In all previous examples, we have only used a few countable numbers of data. For instance, we analyzed a dog height for a data set of 14 dogs or cookie weights for 30 cookies. Through graphs (dot plots, histograms, etc) we described the relevant characteristics of the distribution such as the shape, center and spread and we also calculated them numerically.

However, we might have unknowingly extended our conclusion beyond the given data set to the larger data set. For instance, if the mean weight for the group of 30 pugs were 5.5 kg, then we might have unknowingly concluded that the mean weight of all the pugs in the US is also 5.5 kg. But, are we right to do so? Are we absolutely sure that this is the case? Can we extend our analysis of a smaller data set to make conclusions beyond the data to a larger data set?

It appears that we can and this process of making inferences about populations based on samples is called inferential statistics.
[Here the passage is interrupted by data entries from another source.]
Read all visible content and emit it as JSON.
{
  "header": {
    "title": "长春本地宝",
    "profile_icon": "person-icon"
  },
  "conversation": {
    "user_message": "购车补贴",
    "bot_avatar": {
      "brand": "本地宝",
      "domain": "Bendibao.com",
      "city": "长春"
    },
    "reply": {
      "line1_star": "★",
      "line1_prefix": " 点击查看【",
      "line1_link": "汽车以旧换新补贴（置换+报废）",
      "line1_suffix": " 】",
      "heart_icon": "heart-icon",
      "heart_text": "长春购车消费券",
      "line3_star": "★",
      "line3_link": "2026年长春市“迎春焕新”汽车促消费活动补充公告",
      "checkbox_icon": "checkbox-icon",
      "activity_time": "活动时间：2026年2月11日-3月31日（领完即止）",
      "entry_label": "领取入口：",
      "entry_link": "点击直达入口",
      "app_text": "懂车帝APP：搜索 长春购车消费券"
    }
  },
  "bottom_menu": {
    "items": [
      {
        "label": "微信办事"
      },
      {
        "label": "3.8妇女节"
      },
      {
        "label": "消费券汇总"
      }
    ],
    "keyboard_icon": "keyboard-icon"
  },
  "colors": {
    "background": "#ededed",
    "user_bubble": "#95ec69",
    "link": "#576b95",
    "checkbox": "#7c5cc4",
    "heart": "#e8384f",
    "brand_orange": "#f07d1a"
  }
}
But what is a population and what is a sample in this case?

A population is a set of people or things or values that we want to study. A sample is a subset of the population we want to study, so it is obviously smaller than the population itself. Basically, a sample is a small group taken out of the population. Here are some examples of populations and samples from the listed populations:

When we want to know more about a population, ideally we would collect data on the whole population. Doing so however will be time-consuming, expensive and often not possible. Imagine weighing all the 90 million dogs in the US! When it is not feasible to collect data from everyone in the population, we often collect data from samples so we can derive information from it and apply it to the population it belongs to.
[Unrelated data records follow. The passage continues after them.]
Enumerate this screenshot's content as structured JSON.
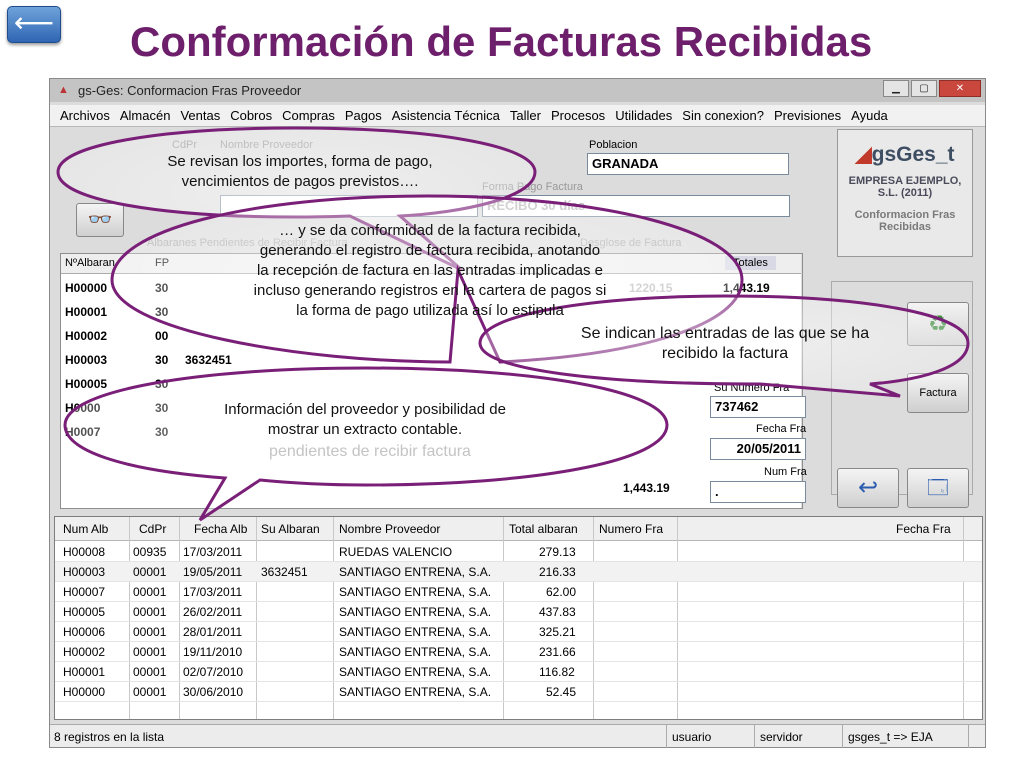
{
  "slide": {
    "back_icon": "left-arrow",
    "back_glyph": "⟵",
    "title": "Conformación de Facturas Recibidas"
  },
  "window": {
    "title": "gs-Ges: Conformacion Fras Proveedor",
    "menu": [
      "Archivos",
      "Almacén",
      "Ventas",
      "Cobros",
      "Compras",
      "Pagos",
      "Asistencia Técnica",
      "Taller",
      "Procesos",
      "Utilidades",
      "Sin conexion?",
      "Previsiones",
      "Ayuda"
    ]
  },
  "form": {
    "cdpr_label": "CdPr",
    "nombre_label": "Nombre Proveedor",
    "poblacion_label": "Poblacion",
    "poblacion_value": "GRANADA",
    "forma_pago_label": "Forma Pago Factura",
    "forma_pago_value": "RECIBO 30 días",
    "albaranes_label": "Albaranes Pendientes de Recibir Factura",
    "desglose_label": "Desglose de Factura",
    "totales_label": "Totales",
    "totales_value": "1,443.19",
    "base_value": "1220.15",
    "su_numero_label": "Su Numero Fra",
    "su_numero_value": "737462",
    "fecha_label": "Fecha Fra",
    "fecha_value": "20/05/2011",
    "num_fra_label": "Num Fra",
    "num_fra_value": ".",
    "total_bottom": "1,443.19",
    "factura_button": "Factura",
    "grid_header": "NºAlbaran",
    "grid_col_fp": "FP",
    "grid_rows": [
      {
        "num": "H00000",
        "fp": "30"
      },
      {
        "num": "H00001",
        "fp": "30"
      },
      {
        "num": "H00002",
        "fp": "00"
      },
      {
        "num": "H00003",
        "fp": "30",
        "su": "3632451"
      },
      {
        "num": "H00005",
        "fp": "30"
      },
      {
        "num": "H0000",
        "fp": "30"
      },
      {
        "num": "H0007",
        "fp": "30"
      }
    ]
  },
  "logo": {
    "name": "gsGes_t",
    "company": "EMPRESA EJEMPLO, S.L. (2011)",
    "caption": "Conformacion Fras Recibidas"
  },
  "list": {
    "headers": [
      "Num Alb",
      "CdPr",
      "Fecha Alb",
      "Su Albaran",
      "Nombre Proveedor",
      "Total albaran",
      "Numero Fra",
      "Fecha Fra"
    ],
    "rows": [
      {
        "num": "H00008",
        "cdpr": "00935",
        "fecha": "17/03/2011",
        "su": "",
        "nombre": "RUEDAS VALENCIO",
        "total": "279.13"
      },
      {
        "num": "H00003",
        "cdpr": "00001",
        "fecha": "19/05/2011",
        "su": "3632451",
        "nombre": "SANTIAGO ENTRENA, S.A.",
        "total": "216.33"
      },
      {
        "num": "H00007",
        "cdpr": "00001",
        "fecha": "17/03/2011",
        "su": "",
        "nombre": "SANTIAGO ENTRENA, S.A.",
        "total": "62.00"
      },
      {
        "num": "H00005",
        "cdpr": "00001",
        "fecha": "26/02/2011",
        "su": "",
        "nombre": "SANTIAGO ENTRENA, S.A.",
        "total": "437.83"
      },
      {
        "num": "H00006",
        "cdpr": "00001",
        "fecha": "28/01/2011",
        "su": "",
        "nombre": "SANTIAGO ENTRENA, S.A.",
        "total": "325.21"
      },
      {
        "num": "H00002",
        "cdpr": "00001",
        "fecha": "19/11/2010",
        "su": "",
        "nombre": "SANTIAGO ENTRENA, S.A.",
        "total": "231.66"
      },
      {
        "num": "H00001",
        "cdpr": "00001",
        "fecha": "02/07/2010",
        "su": "",
        "nombre": "SANTIAGO ENTRENA, S.A.",
        "total": "116.82"
      },
      {
        "num": "H00000",
        "cdpr": "00001",
        "fecha": "30/06/2010",
        "su": "",
        "nombre": "SANTIAGO ENTRENA, S.A.",
        "total": "52.45"
      }
    ]
  },
  "status": {
    "count": "8 registros en la lista",
    "user": "usuario",
    "server": "servidor",
    "db": "gsges_t => EJA"
  },
  "callouts": {
    "c1_line1": "Se revisan los importes, forma de pago,",
    "c1_line2": "vencimientos de pagos previstos….",
    "c2_line1": "… y se da conformidad de la factura recibida,",
    "c2_line2": "generando el registro de factura recibida, anotando",
    "c2_line3": "la recepción de factura en las entradas implicadas e",
    "c2_line4": "incluso generando registros en la cartera de pagos si",
    "c2_line5": "la forma de pago utilizada así lo estipula",
    "c3_line1": "Se indican las entradas de las que se ha",
    "c3_line2": "recibido la factura",
    "c4_line1": "Información del proveedor y posibilidad de",
    "c4_line2": "mostrar un extracto contable.",
    "ghost_line3": "pendientes de recibir factura"
  }
}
Can we draw conclusions about a population by examining any sample?

Here is the given scenario. You are to estimate the average height of adult men in the US. Which of the following processes do you think makes the most sense?

- You measure the height of 5 men in your family including your father, brothers and cousins.
- You measure the height of 5 basketball teams.
- You measure The height of 30 random men walking in the streets.

Do you think all the above samples generated from the population are good representations of the population? In other words, can we use any sample from the population to answer the questions of our concern about the population? We know that basketball players are generally taller than the average population, so this sample is probably not a good representation of the total population of adult men. Same goes for the 5 men from the same family. Maybe the particular family has shorter adult men. Just looking at their heights would not be a good representation of the whole population.

Or think of other situation as given: What would happen if you tried to estimate the mean weight of all the dogs in the US by using a sample of 30 chihuahuas? How about estimating the salary of average Americans by taking a sample of software engineers in Silicon Valley. Of course, the conclusions will not be correct because the sample taken is not a good representation of the whole population that matters to us.

So, how do we take a sample out of a population in the correct way? Let’s learn more about how to pick a sample that can help answer questions about the entire population.

As we have seen, to answer the question about the entire population, we need to pick a sample that is representative of the population. A representative sample is the one that has a distribution that closely resembles the distribution of the population in shape, center, and spread. A representative sample “represents” the population.

Let’s look at an example to see how the shape , center, and spread of the distribution of a population and sample could be similar.

Consider the distribution of plant heights, in cm, for a population of plants shown in the dot plot below.

This is the population distribution since it describes the variability in the values of a variable for all individuals in the population.

The mean for this population is 5.06 cm, and the MAD is 2.64 cm.

If we want to take a sample out of this population that is representative of the population, it should have a larger peak on the left and a smaller one on the right, like this one. It should also have similar values for mean and MAD.

Which of the two do you think is the best choice?

Clearly, the first one has a distribution similar to our population. The mean is 5.69 and MAD is 2.72, which are pretty similar to the population as well!

In the second case, the shape looks completely different. The mean is 6.12 and MAD is 1.53, plenty different from our population.

So, we can look at both the graph as well as the numerical values.

These two are the sample distributions as they describe the variability in the values obtained for a variable by using data in a single sample selected from the population.